Una vita contiene solo virtuali. È fatta di virtualità, eventi, singolarità. Il virtuale non è qualcosa che manchi di realtà, ma è ciò che si inserisce in un processo di attualizzazione seguendo il piano che gli dà la sua realtà propria. L'evento immanente si attualizza in uno stato di cose e in uno stato vissuto che lo fa accadere. Anche il piano di immanenza si attualizza in un Oggetto e in un Soggetto ai quali è attribuito. Ma, per poco che siano separabili dalla loro attualizzazione, il piano di immanenza stesso è virtuale, così come gli eventi che lo popolano sono virtualità. Gli eventi o singolarità danno al piano tutta la loro virtualità, e il piano di immanenza dà agli eventi virtuali una piena realtà. L'evento considerato come non-attualizzato (indefinito) non manca di nulla. Basta metterlo in rapporto con i suoi concomitanti: un campo trascendentale, un piano di immanenza, una vita, le singolarità. Una ferita si incarna o si attualizza in uno stato di cose e in un vissuto; ma è un puro virtuale sul piano di immanenza che ci porta in una vita. La mia ferita esisteva prima di me...[7] Non una trascendenza della ferita come attualità superiore, ma la sua immanenza come virtualità sempre interna a un ambito (campo o piano). C'è una grande differenza tra i virtuali che definiscono l'immanenza del campo trascendentale, e le forme possibili che li attualizzano e che li trasformano in qualcosa di trascendente.

NOTE
[1] G. Deleuze, "L'immanence: une vie...", "Philosophie", 47, 1995, pp. 3-7; tr. it. F. Polidori, "L'immanenza: una vita...", "aut aut", 271-272, 1996, pp. 4-7.

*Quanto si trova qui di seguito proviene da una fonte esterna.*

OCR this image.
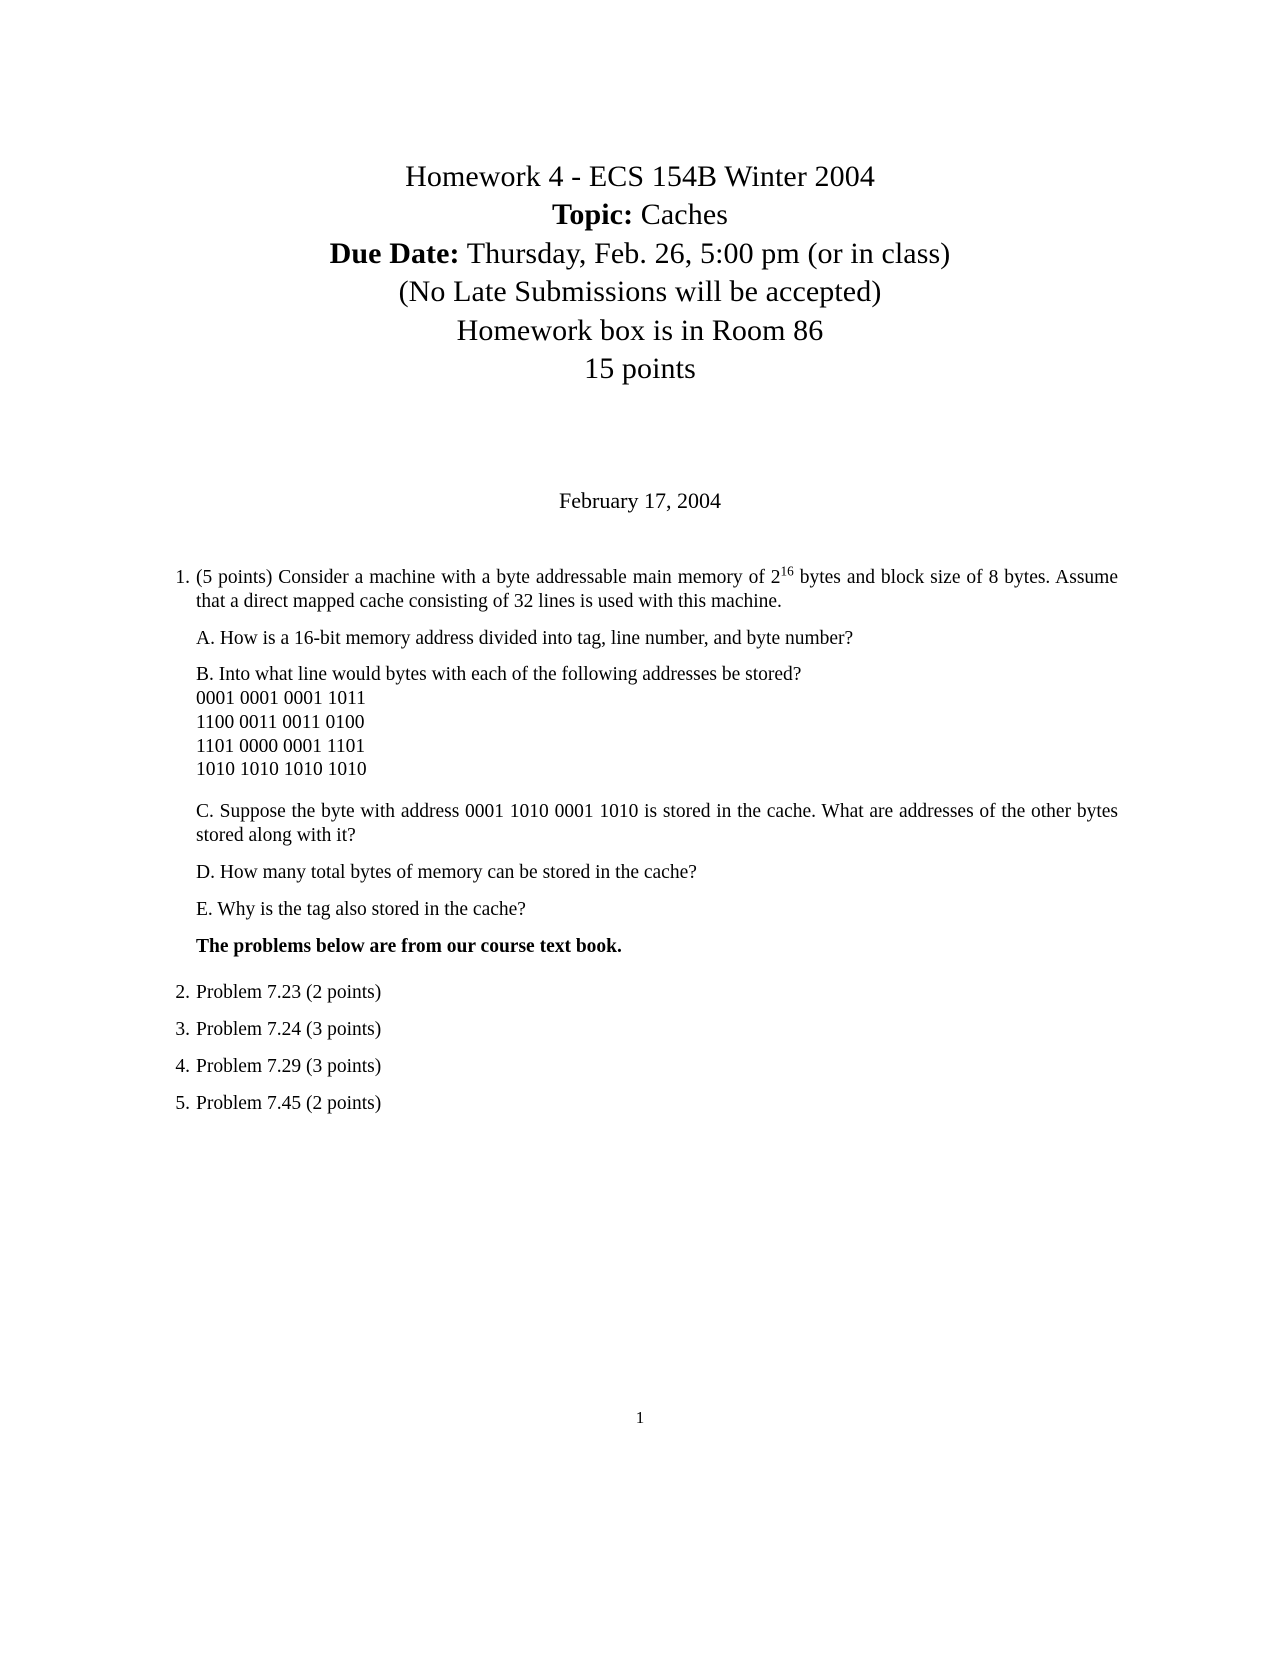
Homework 4 - ECS 154B Winter 2004
Topic: Caches
Due Date: Thursday, Feb. 26, 5:00 pm (or in class)
(No Late Submissions will be accepted)
Homework box is in Room 86
15 points
February 17, 2004
1. (5 points) Consider a machine with a byte addressable main memory of $2^{16}$ bytes and block size of 8 bytes. Assume that a direct mapped cache consisting of 32 lines is used with this machine.
A. How is a 16-bit memory address divided into tag, line number, and byte number?
B. Into what line would bytes with each of the following addresses be stored?
0001 0001 0001 1011
1100 0011 0011 0100
1101 0000 0001 1101
1010 1010 1010 1010
C. Suppose the byte with address 0001 1010 0001 1010 is stored in the cache. What are addresses of the other bytes stored along with it?
D. How many total bytes of memory can be stored in the cache?
E. Why is the tag also stored in the cache?
The problems below are from our course text book.
2. Problem 7.23 (2 points)
3. Problem 7.24 (3 points)
4. Problem 7.29 (3 points)
5. Problem 7.45 (2 points)
1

[2] Henri Bergson, "Materia e memoria" (1896, 1911), trad. di F. Sossi in "Opere", a cura di P. A. Rovatti, Mondadori, Milano 1986, p. 166: «come se riflettessimo sulle superfici la luce che ne emana, la quale, in quanto non cessa di propagarsi, non sarebbe mai stata rivelata».

[3] Cfr. Jean-Paùl Sartre, "La trascendenza dell'Ego" (1936), trad. di R. Ronchi, Egea, Milano 1992. Sartre pone un campo trascendentale senza soggetto, che rimanda a una coscienza impersonale, assoluta, immanente: in rapporto a essa, il soggetto e l'oggetto sono dei "trascendenti" (pp. 63-73). - Su James, cfr. l'analisi di David Lapoujade, "Le flux intensif de la coscience chez William James", "Philosophie", 46, giugno 1995.

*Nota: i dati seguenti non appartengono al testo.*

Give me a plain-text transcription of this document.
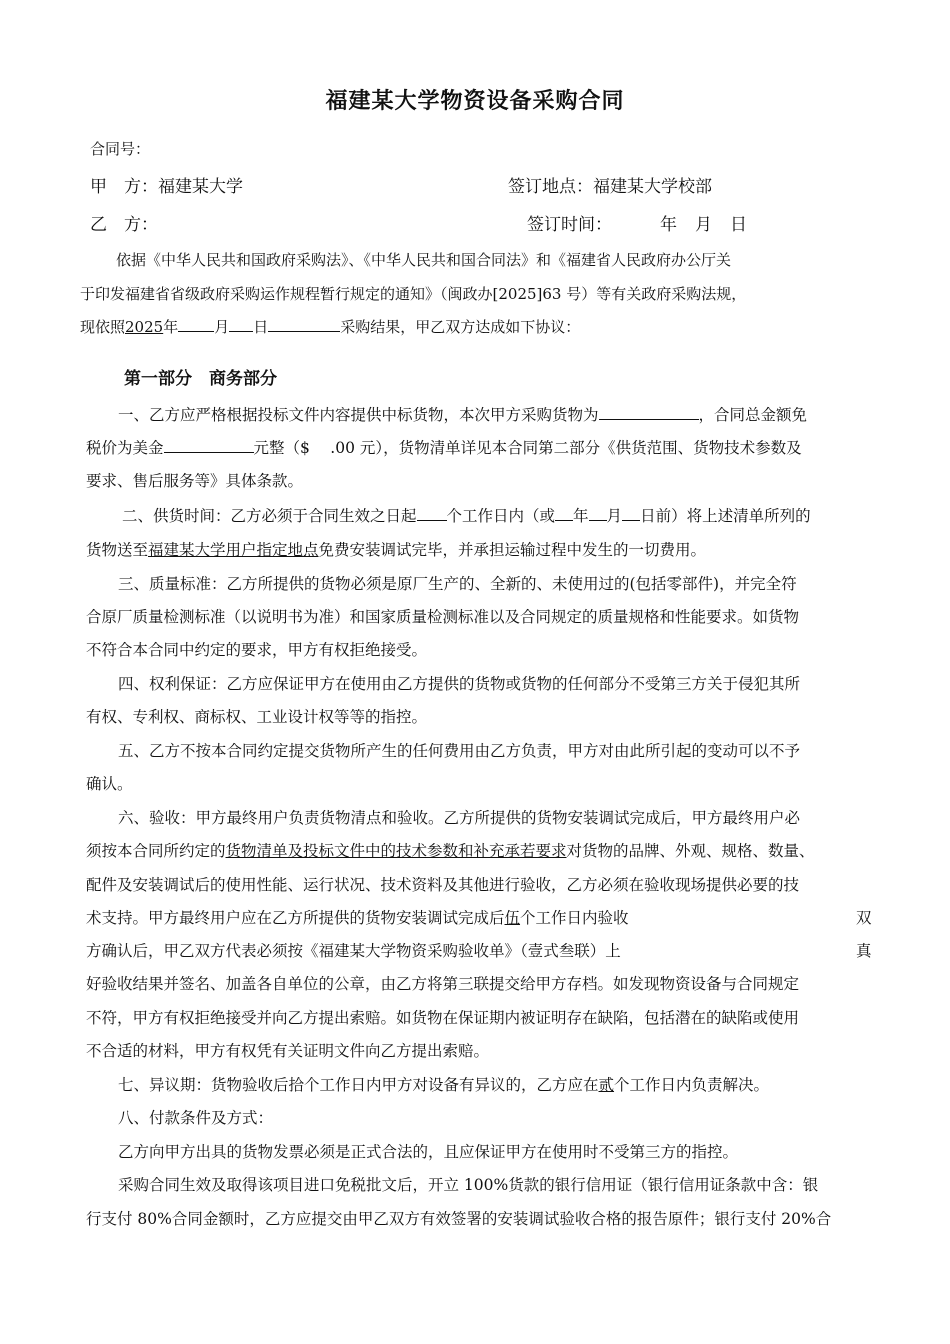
福建某大学物资设备采购合同
合同号：
甲　方：福建某大学	签订地点：福建某大学校部
乙　方：	签订时间：	年 月 日
依据《中华人民共和国政府采购法》、《中华人民共和国合同法》和《福建省人民政府办公厅关
于印发福建省省级政府采购运作规程暂行规定的通知》（闽政办[2025]63 号）等有关政府采购法规，
现依照2025年 月 日	采购结果，甲乙双方达成如下协议：
第一部分　商务部分
一、乙方应严格根据投标文件内容提供中标货物，本次甲方采购货物为	，合同总金额免
税价为美金	元整（$　 .00 元），货物清单详见本合同第二部分《供货范围、货物技术参数及
要求、售后服务等》具体条款。
二、供货时间：乙方必须于合同生效之日起 个工作日内（或 年 月 日前）将上述清单所列的
货物送至福建某大学用户指定地点免费安装调试完毕，并承担运输过程中发生的一切费用。
三、质量标准：乙方所提供的货物必须是原厂生产的、全新的、未使用过的(包括零部件)，并完全符
合原厂质量检测标准（以说明书为准）和国家质量检测标准以及合同规定的质量规格和性能要求。如货物
不符合本合同中约定的要求，甲方有权拒绝接受。
四、权利保证：乙方应保证甲方在使用由乙方提供的货物或货物的任何部分不受第三方关于侵犯其所
有权、专利权、商标权、工业设计权等等的指控。
五、乙方不按本合同约定提交货物所产生的任何费用由乙方负责，甲方对由此所引起的变动可以不予
确认。
六、验收：甲方最终用户负责货物清点和验收。乙方所提供的货物安装调试完成后，甲方最终用户必
须按本合同所约定的货物清单及投标文件中的技术参数和补充承若要求对货物的品牌、外观、规格、数量、
配件及安装调试后的使用性能、运行状况、技术资料及其他进行验收，乙方必须在验收现场提供必要的技
术支持。甲方最终用户应在乙方所提供的货物安装调试完成后伍个工作日内验收	双
方确认后，甲乙双方代表必须按《福建某大学物资采购验收单》（壹式叁联）上	真
好验收结果并签名、加盖各自单位的公章，由乙方将第三联提交给甲方存档。如发现物资设备与合同规定
不符，甲方有权拒绝接受并向乙方提出索赔。如货物在保证期内被证明存在缺陷，包括潜在的缺陷或使用
不合适的材料，甲方有权凭有关证明文件向乙方提出索赔。
七、异议期：货物验收后拾个工作日内甲方对设备有异议的，乙方应在贰个工作日内负责解决。
八、付款条件及方式：
乙方向甲方出具的货物发票必须是正式合法的，且应保证甲方在使用时不受第三方的指控。
采购合同生效及取得该项目进口免税批文后，开立 100%货款的银行信用证（银行信用证条款中含：银
行支付 80%合同金额时，乙方应提交由甲乙双方有效签署的安装调试验收合格的报告原件；银行支付 20%合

[4] Già nella Seconda introduzione alla "Dottrina della scienza" ["Zweite Einleitung in die Wissenschaftslehre fur Leserditi schon ein philosophisches System baben", in "Philosophischer Journal einer Gesellschaft tetitscher Gelehrten", vol. VI, fasc. I, 1797]: «l'intuizione dell'attività pura che non è niente di fisso, ma progresso, non un essere, ma una vita», "Oeuvres choisies de philosophie premiere", Vrin, Paris, p. 274. Sulla vita secondo Fichte, cfr. "Initiation à la vie bienheureuse" ["Guida alla vita beata" (1806), a cura di A. Cantoni, Principato, Milano-Messina 1950], Aubier, Paris e il commento di Gueroult, p. 9.

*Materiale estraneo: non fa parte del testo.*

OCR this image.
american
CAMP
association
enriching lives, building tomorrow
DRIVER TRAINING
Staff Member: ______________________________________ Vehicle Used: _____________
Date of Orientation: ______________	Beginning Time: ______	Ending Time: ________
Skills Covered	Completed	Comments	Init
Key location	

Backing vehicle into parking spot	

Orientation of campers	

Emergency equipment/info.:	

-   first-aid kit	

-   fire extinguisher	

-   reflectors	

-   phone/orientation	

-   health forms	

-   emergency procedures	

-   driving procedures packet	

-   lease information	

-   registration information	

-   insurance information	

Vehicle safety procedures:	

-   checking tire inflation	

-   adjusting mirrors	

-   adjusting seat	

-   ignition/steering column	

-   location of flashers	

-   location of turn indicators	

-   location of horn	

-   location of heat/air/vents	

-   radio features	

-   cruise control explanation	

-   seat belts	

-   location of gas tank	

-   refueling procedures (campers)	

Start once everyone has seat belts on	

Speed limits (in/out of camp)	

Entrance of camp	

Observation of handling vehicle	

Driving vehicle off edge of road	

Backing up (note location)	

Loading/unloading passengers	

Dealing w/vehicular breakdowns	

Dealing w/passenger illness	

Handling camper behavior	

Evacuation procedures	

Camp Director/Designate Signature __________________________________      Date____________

[5] Charles Dickens "Il nostro amico comune", Garzanti, Milano 1962.

[6] Lo riconosce anche Husserl: «L'essere nel mondo è necessariamente trascendente alla coscienza, anche nella evidenza originaria, e resta necessariamente trascendente. Ma questo non modifica assolutamente il fatto che ogni trascendenza si costituisce unicamente nella "vita della coscienza", in quanto inseparabilmente legata a questa vita...», "Meditazioni cartesiane" (1950), trad. di F.Costa, Bompiani, Milano 1989, p. 88 [trad. modificata]. Sarà il punto di partenza del testo di Sartre.

[7] Cfr. Joe Bousquet, "Les Capitales", Le Cercle du livre, Paris 1955.